After a while we pour our hearts out to the barwoman, as in all the corniest American movies. Her name is Natalie and she is from Dublin. "Did you say Jennifer?" she asks. "Because a girl came in earlier and left an envelope with `Jennifer's keys' written on it". Oh, happy day. Natalie is so delighted for her two hapless compatriots that she gives us our beers on the house. We will be back to buy her a drink we insist, just as soon as we have settled into Jennifer's place. The beat-up apartment building is just a few doors away. The fact that we can't open the main door would normally send out warning signals. But we are in the throes of a kind of jet-lag induced delirium so we buzz a few other inhabitants and gain entrance. But the key won't turn in Jennifer's apartment door.

Looking for keys

Outside on the street, we stand with our big, red rucksack and duty-free bags looking completely lost. Then, like homing pigeons, we walk towards The Scratcher. Natalie is running towards us. At least someone is glad to see us. "Where are the keys?" she says frantically. We tell her they didn't fit, but she seems to know this already. It seems an Australian guy has come into the bar looking for the keys his friend had left there. His friend's name is Jennifer. Off he had gone into the New York night looking for his Jennifer's apartment while we had been practically breaking into to our Jennifer's pad. Have another beer, says Natalie. So we do. Scottish Mark, who has come to take over Natalie's shift, hands us a portable phone and we began ringing every New York Hotel that has the word "budget" in the blurb. (Point of information: there are not very many and most of them appear to be referring to Mohammed Al Fayed's budget.) The Gershwin Hotel is a dubious-sounding combination of half hotel/half hostel. But it has a room for $75, so off we go in a yellow cab.

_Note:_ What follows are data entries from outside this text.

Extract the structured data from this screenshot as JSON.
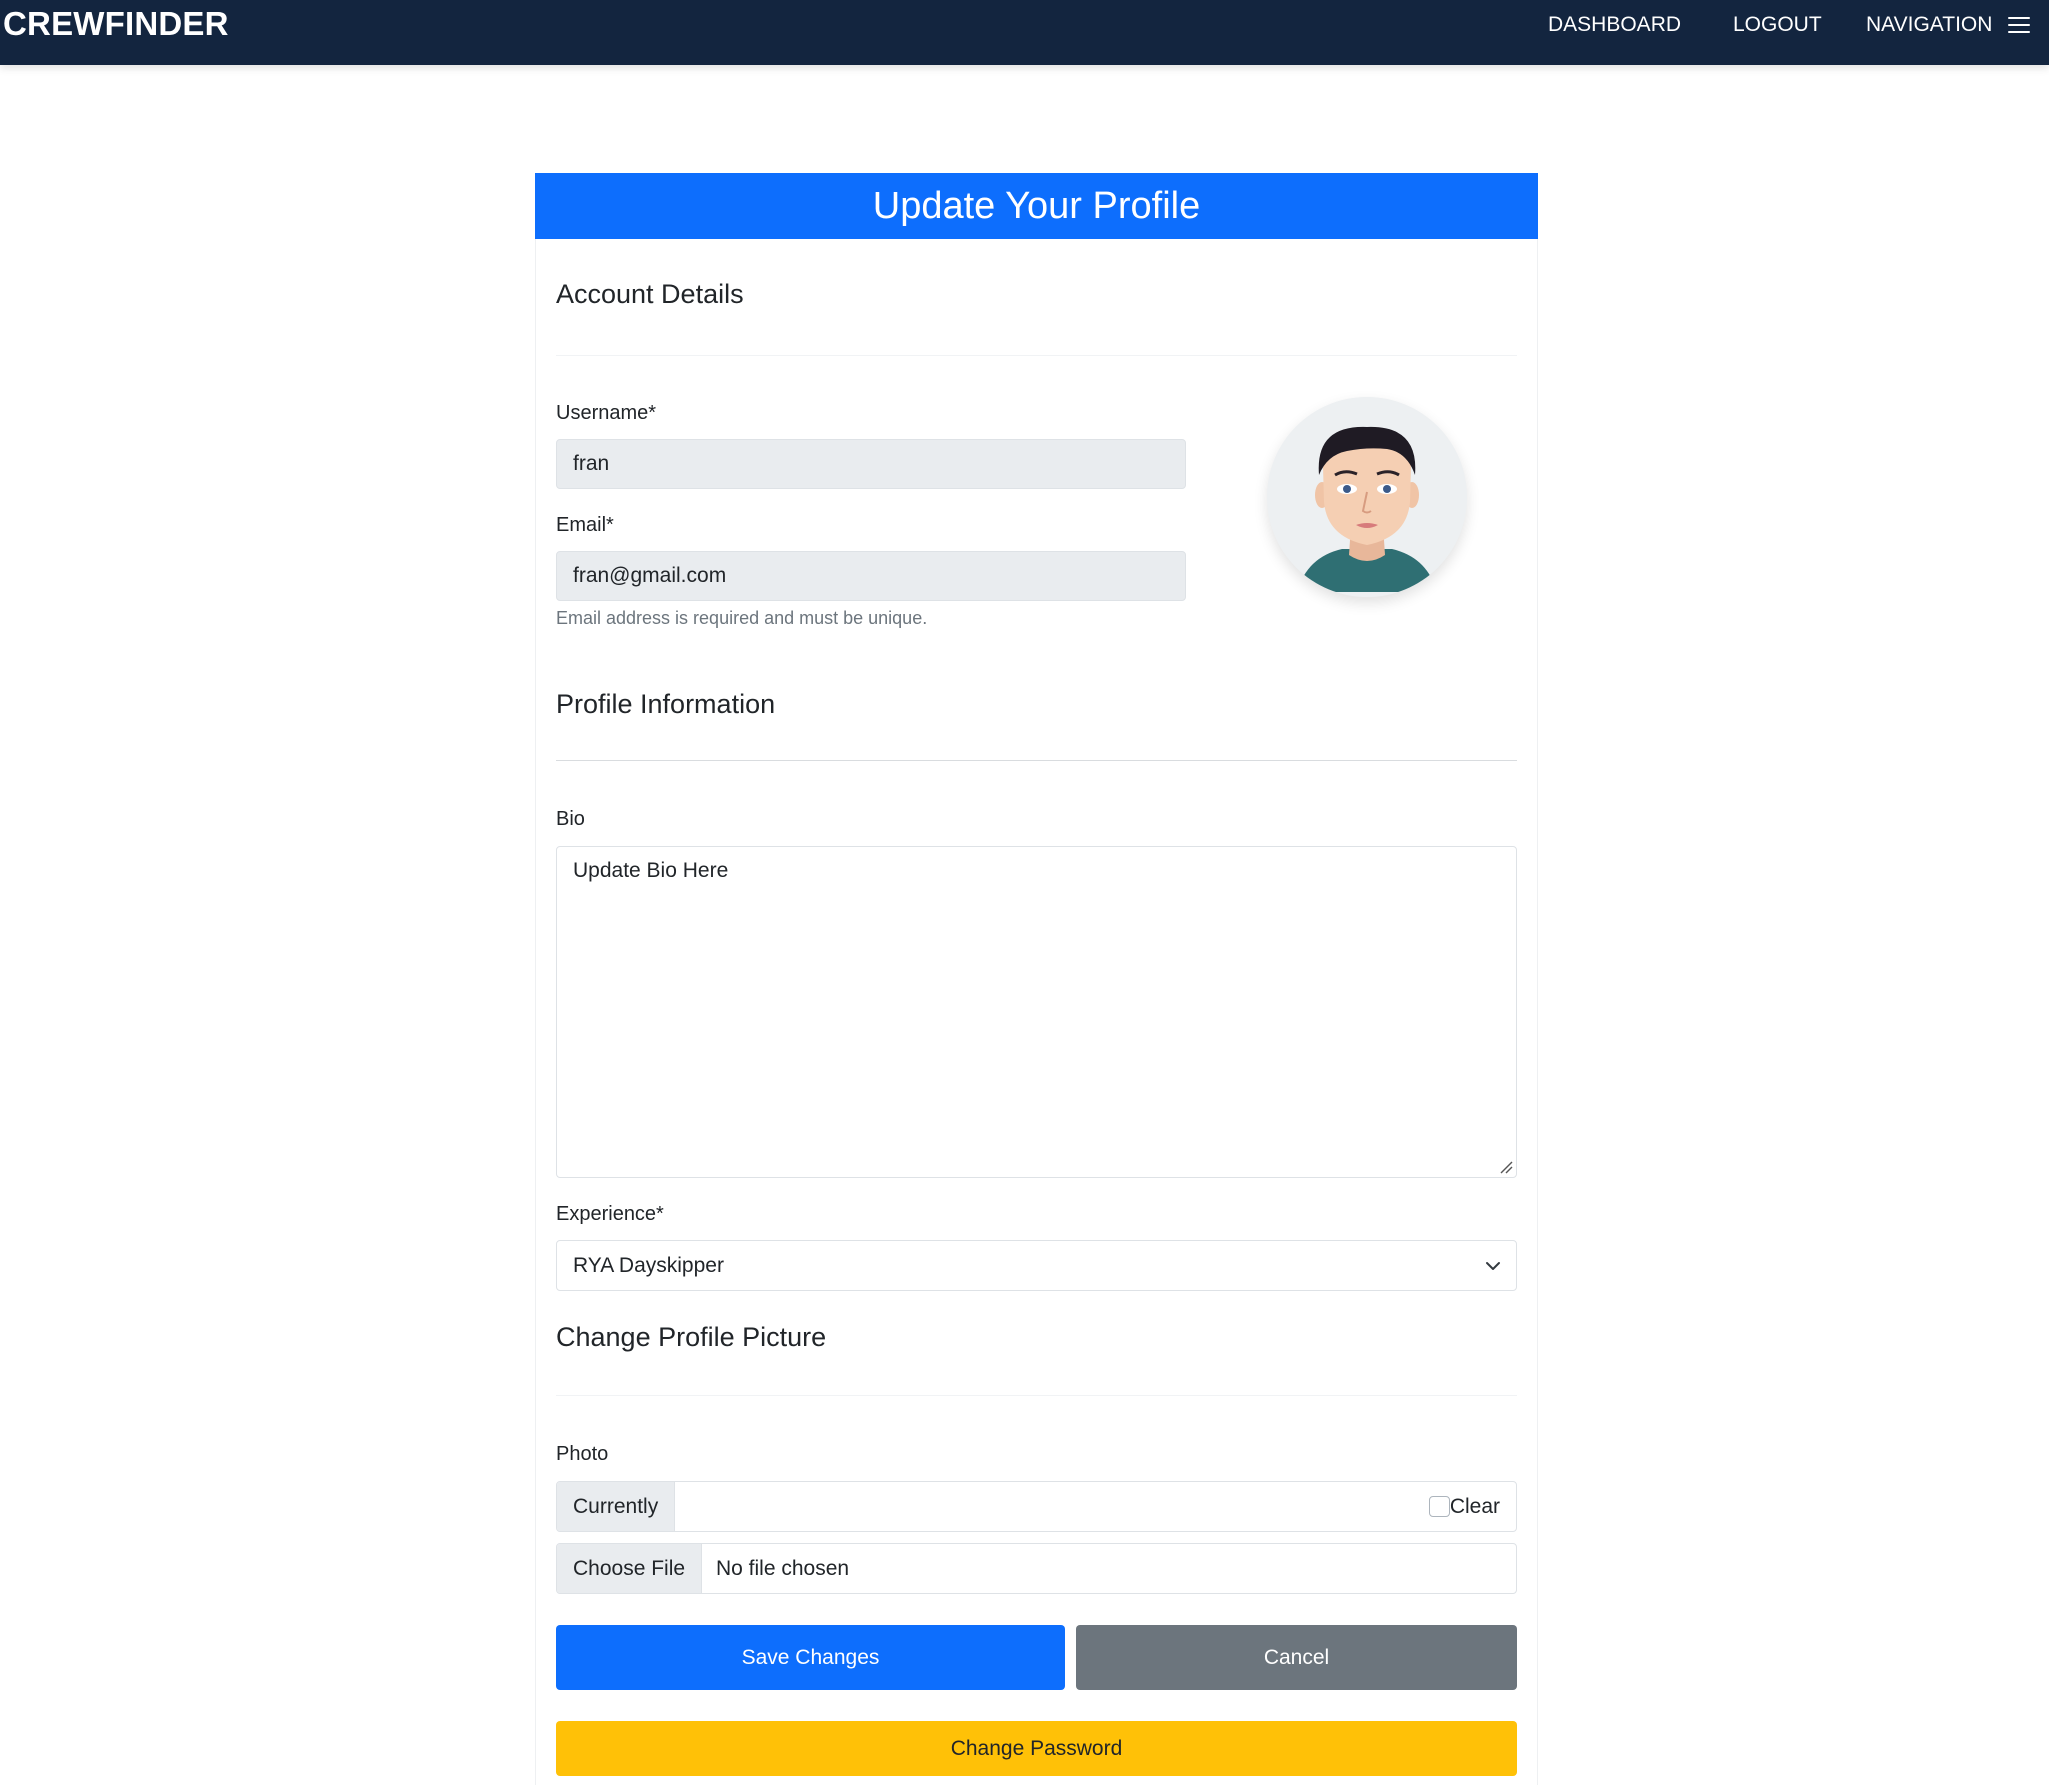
{
  "navbar": {
    "brand": "CREWFINDER",
    "links": [
      "DASHBOARD",
      "LOGOUT",
      "NAVIGATION"
    ],
    "menu_icon": "hamburger-menu-icon",
    "background": "#13253f"
  },
  "header": {
    "title": "Update Your Profile",
    "background": "#0d6efd"
  },
  "account": {
    "title": "Account Details",
    "username_label": "Username*",
    "username_value": "fran",
    "email_label": "Email*",
    "email_value": "fran@gmail.com",
    "email_help": "Email address is required and must be unique."
  },
  "profile": {
    "title": "Profile Information",
    "bio_label": "Bio",
    "bio_value": "Update Bio Here",
    "experience_label": "Experience*",
    "experience_value": "RYA Dayskipper"
  },
  "picture": {
    "title": "Change Profile Picture",
    "photo_label": "Photo",
    "currently_label": "Currently",
    "clear_label": "Clear",
    "choose_file_label": "Choose File",
    "file_status": "No file chosen"
  },
  "buttons": {
    "save": "Save Changes",
    "cancel": "Cancel",
    "change_password": "Change Password",
    "save_color": "#0d6efd",
    "cancel_color": "#6c757d",
    "password_color": "#ffc107"
  }
}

The Gershwin is lovely - probably much nicer, if a tad more expensive, than Jennifer's place, we decide. We venture out for some dinner and manage to walk only as far as McDonald's before I get a panic attack and feel that any minute now we are going to be mugged. We eat a truly horrible burger (unforgiveable, I feel - we are in the birthplace of burgers, after all) and head back to the hotel. At 5 a.m. we are wakened by noises that sound like someone's footsteps beside the bed. Slightly scary; but what else can you expect for $75?

Day 4: New York is amazing. We spend the day riding the subway, visiting Ellis Island, admiring the Statue of Liberty, feeling as if we are starring in our own B-movie. The Return of the Tourists, or something like that.

Taking photographs

Anyway, as luck will have it the lift - or elevator in American-speak - opens just as we step into the foyer of the Gershwin. Time for a nice relaxing shower, a change of clothes, and a beer in the hotel bar. Two couples get into the lift beside us and then a nice Spanish girl. The lift starts up a bit too slowly for my liking, then stops altogether. We are stuck between the seventh and eighth floors.

An hour-and-a-half later we are still there. We take photographs of each other and set up a campaign to free the Elevator Seven. The female part of a Netherlands couple divulges that she was "really, really needing the toilet" even before she got into our prison. When the New York Fire Department arrives to rescue us we feel like Keanu Reeves in Speed. "You guys have a good time in there?" they ask. We wonder what killing a fireman would get you in the state of New York. I'm happy to report that the rest of the holiday passed without incident. Almost. Within 48 hours of our arrival in Winston Salem, North Carolina, to visit my brother, a nearby town and two of his company's manufacturing plants were flattened by a tornado.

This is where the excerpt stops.